On the other hand, server-side activity involves a web browser sending requests to a web server (the software or hardware that stores a websites pages, images, media, and other assets), which then responds to the request with HTML code that can be processed and rendered by the web browser and turned into content on the user’s screen. The main difference here from client-side activity is the fact that this process involves communication with a server and isn’t completed entirely within the client’s browser. In other words, a client-side scripting language like JavaScript can automate tasks involving content that’s already available to a user in their web browser, but a server-side scripting language like PHP is used to request content from a website’s server or database and make that content visible and accessible for the site’s user. In order to maintain website efficiency, loading speeds, and storage capacity, not all assets can be stored locally on web pages at all times.

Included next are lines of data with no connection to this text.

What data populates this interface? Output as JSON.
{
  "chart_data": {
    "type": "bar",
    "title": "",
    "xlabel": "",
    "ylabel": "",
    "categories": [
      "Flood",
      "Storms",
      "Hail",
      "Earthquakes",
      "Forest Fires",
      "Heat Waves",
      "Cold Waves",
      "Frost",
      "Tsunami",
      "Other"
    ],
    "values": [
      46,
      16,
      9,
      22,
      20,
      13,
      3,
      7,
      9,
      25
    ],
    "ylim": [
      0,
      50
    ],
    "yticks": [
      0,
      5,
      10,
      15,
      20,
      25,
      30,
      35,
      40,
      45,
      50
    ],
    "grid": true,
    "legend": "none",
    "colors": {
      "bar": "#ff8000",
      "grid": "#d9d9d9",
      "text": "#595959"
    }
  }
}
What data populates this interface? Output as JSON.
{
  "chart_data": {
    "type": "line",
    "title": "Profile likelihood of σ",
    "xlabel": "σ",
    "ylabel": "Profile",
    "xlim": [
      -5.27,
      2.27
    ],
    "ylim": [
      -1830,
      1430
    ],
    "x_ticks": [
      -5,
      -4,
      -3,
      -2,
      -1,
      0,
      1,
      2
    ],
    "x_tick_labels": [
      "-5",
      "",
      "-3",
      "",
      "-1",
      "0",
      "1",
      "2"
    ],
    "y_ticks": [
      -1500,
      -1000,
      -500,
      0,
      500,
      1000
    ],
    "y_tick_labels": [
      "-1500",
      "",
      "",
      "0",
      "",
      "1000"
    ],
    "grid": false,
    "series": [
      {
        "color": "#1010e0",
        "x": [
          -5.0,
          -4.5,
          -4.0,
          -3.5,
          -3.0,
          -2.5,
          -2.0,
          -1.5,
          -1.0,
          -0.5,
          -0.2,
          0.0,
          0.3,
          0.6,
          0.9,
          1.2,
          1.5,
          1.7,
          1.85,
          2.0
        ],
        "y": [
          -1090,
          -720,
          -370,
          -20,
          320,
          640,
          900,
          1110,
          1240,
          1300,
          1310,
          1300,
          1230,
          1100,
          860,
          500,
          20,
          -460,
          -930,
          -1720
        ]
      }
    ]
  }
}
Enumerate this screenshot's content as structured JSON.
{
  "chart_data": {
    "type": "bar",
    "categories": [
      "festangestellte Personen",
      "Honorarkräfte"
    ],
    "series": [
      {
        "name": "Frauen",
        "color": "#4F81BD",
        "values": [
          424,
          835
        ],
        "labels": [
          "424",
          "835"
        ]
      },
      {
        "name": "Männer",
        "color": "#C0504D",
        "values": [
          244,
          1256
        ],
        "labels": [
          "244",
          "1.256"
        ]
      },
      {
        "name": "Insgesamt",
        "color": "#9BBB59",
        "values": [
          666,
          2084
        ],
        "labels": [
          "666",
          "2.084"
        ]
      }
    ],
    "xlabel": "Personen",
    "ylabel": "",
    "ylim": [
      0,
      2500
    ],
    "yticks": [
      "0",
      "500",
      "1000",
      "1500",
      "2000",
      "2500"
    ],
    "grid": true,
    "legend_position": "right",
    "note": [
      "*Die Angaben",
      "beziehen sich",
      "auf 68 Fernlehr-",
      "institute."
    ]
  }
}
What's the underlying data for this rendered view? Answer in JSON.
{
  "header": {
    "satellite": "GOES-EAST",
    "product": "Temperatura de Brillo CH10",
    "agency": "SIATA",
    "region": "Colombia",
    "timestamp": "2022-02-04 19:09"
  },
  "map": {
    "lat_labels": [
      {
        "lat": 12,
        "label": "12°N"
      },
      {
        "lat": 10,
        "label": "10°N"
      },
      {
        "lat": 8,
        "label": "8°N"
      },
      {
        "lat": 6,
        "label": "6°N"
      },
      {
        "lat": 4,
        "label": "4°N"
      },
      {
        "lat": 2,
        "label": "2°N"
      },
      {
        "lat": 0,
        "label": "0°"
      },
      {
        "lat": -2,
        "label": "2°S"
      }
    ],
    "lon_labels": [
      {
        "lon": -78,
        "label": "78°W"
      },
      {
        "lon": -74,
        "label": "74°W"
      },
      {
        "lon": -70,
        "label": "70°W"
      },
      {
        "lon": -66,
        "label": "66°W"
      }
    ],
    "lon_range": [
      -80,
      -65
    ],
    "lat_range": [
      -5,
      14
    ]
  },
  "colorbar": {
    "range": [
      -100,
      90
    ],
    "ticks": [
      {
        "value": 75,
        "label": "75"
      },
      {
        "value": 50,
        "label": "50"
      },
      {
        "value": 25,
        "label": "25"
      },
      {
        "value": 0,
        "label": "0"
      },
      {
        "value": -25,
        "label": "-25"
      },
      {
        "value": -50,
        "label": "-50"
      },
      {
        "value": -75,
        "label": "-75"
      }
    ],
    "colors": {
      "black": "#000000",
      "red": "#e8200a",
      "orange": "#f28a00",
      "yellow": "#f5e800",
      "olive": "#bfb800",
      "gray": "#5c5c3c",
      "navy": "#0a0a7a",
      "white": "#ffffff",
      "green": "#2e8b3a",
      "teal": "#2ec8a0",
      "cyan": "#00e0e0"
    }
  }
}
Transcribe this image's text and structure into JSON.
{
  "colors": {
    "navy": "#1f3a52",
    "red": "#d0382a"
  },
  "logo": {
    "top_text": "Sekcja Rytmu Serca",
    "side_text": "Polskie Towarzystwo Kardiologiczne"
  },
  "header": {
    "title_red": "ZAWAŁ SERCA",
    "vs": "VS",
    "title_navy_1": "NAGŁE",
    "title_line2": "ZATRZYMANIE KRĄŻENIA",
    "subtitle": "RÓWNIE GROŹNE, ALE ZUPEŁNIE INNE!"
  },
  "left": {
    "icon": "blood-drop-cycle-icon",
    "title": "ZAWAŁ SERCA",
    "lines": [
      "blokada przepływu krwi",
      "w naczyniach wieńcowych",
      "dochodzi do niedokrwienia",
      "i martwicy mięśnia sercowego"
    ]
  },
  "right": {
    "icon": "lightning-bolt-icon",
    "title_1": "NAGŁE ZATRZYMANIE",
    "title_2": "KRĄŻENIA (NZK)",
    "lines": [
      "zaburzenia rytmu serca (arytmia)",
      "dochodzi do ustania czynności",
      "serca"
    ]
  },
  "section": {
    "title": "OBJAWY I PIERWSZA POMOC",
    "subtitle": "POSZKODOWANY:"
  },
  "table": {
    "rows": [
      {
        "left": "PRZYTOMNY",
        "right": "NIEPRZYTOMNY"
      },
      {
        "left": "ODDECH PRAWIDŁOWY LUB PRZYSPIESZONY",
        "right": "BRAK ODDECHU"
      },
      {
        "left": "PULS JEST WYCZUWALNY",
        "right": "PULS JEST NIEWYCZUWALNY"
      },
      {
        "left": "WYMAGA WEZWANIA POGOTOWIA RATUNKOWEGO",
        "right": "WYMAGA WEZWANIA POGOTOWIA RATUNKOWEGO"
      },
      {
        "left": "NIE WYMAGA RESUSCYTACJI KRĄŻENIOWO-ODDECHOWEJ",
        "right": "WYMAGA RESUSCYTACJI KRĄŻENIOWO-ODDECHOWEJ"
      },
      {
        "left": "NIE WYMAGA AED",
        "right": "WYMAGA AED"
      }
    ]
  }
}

For example, a PHP script can make your three most recent blog posts appear automatically on your site’s front page. In this instance, the posts themselves are stored on the site’s server and called up when they occupy one of the three most recently published slots. This avoids both preloading the posts on your site and necessitating a site admin to load and update the posts when new stories are published. PHP scripts can also involve conditional (if/else/endif) statements that direct your site to change its display and add content from your web server as needed. This can include actions such as dictating that if the site administrator uploads a video link to “x” field, then the site will load the video from its server and display it for the user. The script can further state that if the admin does not upload a link, then the page will show “y” default image instead. PHP’s server-side actions introduce a whole new level of dynamic possibilities to a website (above and beyond the static features offered by HTML and CSS, and even the dynamic client-side content made possible by JavaScript).

PHP and WordPress

PHP’s functionality plays a particularly large role when it comes to WordPress development. While it’s possible to build functional WordPress sites without knowing PHP, PHP is the engine behind custom WordPress themes and plugins. When creating these kinds of custom WordPress features, PHP is the scripting language used to communicate with the WordPress site’s server and deliver requested content and actions to the user’s screen. If you build a WordPress site using template themes and plugins you’ll still be passively implementing PHP, but in order to create your own themes, plugins, or alter WordPress’ default behavior, you’ll need to develop hands-on PHP skills. WordPress—a content management system that allows you to create and publish digital content online—is a particularly attractive platform for web development since its learning curve make room for complete beginners (who can rely on menu options and default templates), but it keeps the door open for advanced users who can take advantage of PHP and create a more custom experience for clients. Learning your way around WordPress basics alone will already put you in position to do paid WordPress developer work, but learning PHP will make you that much more qualified to carve out a niche as a serious WordPress developer.

The takeaway here is that—while PHP isn’t ahead of HTML, CSS, and JavaScript on the list of must-learn web developer skills—it’s a skill that anyone looking to round out a developer toolkit should definitely consider adding to their arsenal. It’s certainly possible to build static websites with only HTML and CSS (and to build websites with dynamic content using JavaScript), but introducing a server-side language into the mix will drastically increase the kinds of websites you can tackle and clients you can land. PHP in particular will also give you access to the lucrative world of WordPress customization. And so—when it comes to the alphabet soup of coding languages—PHP are three letters you should definitely keep in mind.